Consulting 101: More on networking
Posted November 13, 2015on:
This it the third part of my reflections on being an independent consultant.
Yesterday I shared a few standard and unconventional HOWs of networking. Today I focus on WHY.
It is tempting to view networking as a just-in-case activity. You never know how a business card or a good introduction might end up being work for a client. So the first and obvious WHY of networking is for yourself.
However, I have observed such networking behaviour to come across as desperate, overly aggressive, and if I read the body language right, off-putting to the listener. There is a principled difference when a person initiates self-promotion and when a person is invited to say more.
This is like someone teaching a class that everyone has to attend but has no idea why. Here the teacher does most of the talking and the students sit back. The alternative is learning that is driven by need or desire. The signs of this are conversations that start with questions that are important to the learner and a better balance of who does the talking.
I accidentally discovered this when attending conferences, speaking at events, or facilitating workshops. After a shared experience — someone else’s talk, my seminar, or my workshop — someone invariably approaches me with questions.

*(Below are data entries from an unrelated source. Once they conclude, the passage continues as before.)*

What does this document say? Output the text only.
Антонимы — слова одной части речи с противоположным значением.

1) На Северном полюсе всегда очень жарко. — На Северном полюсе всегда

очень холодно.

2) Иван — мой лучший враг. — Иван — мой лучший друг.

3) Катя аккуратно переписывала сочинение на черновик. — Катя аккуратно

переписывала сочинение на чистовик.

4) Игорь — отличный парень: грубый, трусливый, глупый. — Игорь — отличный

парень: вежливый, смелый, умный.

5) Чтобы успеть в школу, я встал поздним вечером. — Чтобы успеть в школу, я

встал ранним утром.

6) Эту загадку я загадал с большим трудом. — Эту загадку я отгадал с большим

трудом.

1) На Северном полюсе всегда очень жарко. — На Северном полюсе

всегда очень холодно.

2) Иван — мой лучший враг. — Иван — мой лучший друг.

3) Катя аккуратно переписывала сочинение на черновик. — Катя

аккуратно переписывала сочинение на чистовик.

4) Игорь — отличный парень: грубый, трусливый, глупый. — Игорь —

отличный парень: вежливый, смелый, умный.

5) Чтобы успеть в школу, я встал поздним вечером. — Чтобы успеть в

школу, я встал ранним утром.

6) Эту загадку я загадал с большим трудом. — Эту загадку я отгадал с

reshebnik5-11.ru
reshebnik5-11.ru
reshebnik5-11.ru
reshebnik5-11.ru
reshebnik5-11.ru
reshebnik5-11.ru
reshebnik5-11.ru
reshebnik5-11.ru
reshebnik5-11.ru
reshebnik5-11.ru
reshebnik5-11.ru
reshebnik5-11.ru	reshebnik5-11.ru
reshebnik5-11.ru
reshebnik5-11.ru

My goal is to help with a question or issue, not cultivate a client. I leave it to that person to decide if they need my paid services after we chat. The returns on efforts like these are not high, but I can walk away with a clear conscience.
Another less obvious reason for networking is to help someone else already in my network. If you listen hard enough, people will share opportunities that might be suitable for someone else. I like to put these people in touch with other people I know. It is my way of creating serendipity. A more calculative person might think of this as scoring karma points, but I do not keep score because that is tiresome.
So why network? Simply because 1) it is a natural extension of events like conferences and workshops, 2) you create serendipity by trying to help others, and 3) in doing so, you help yourself.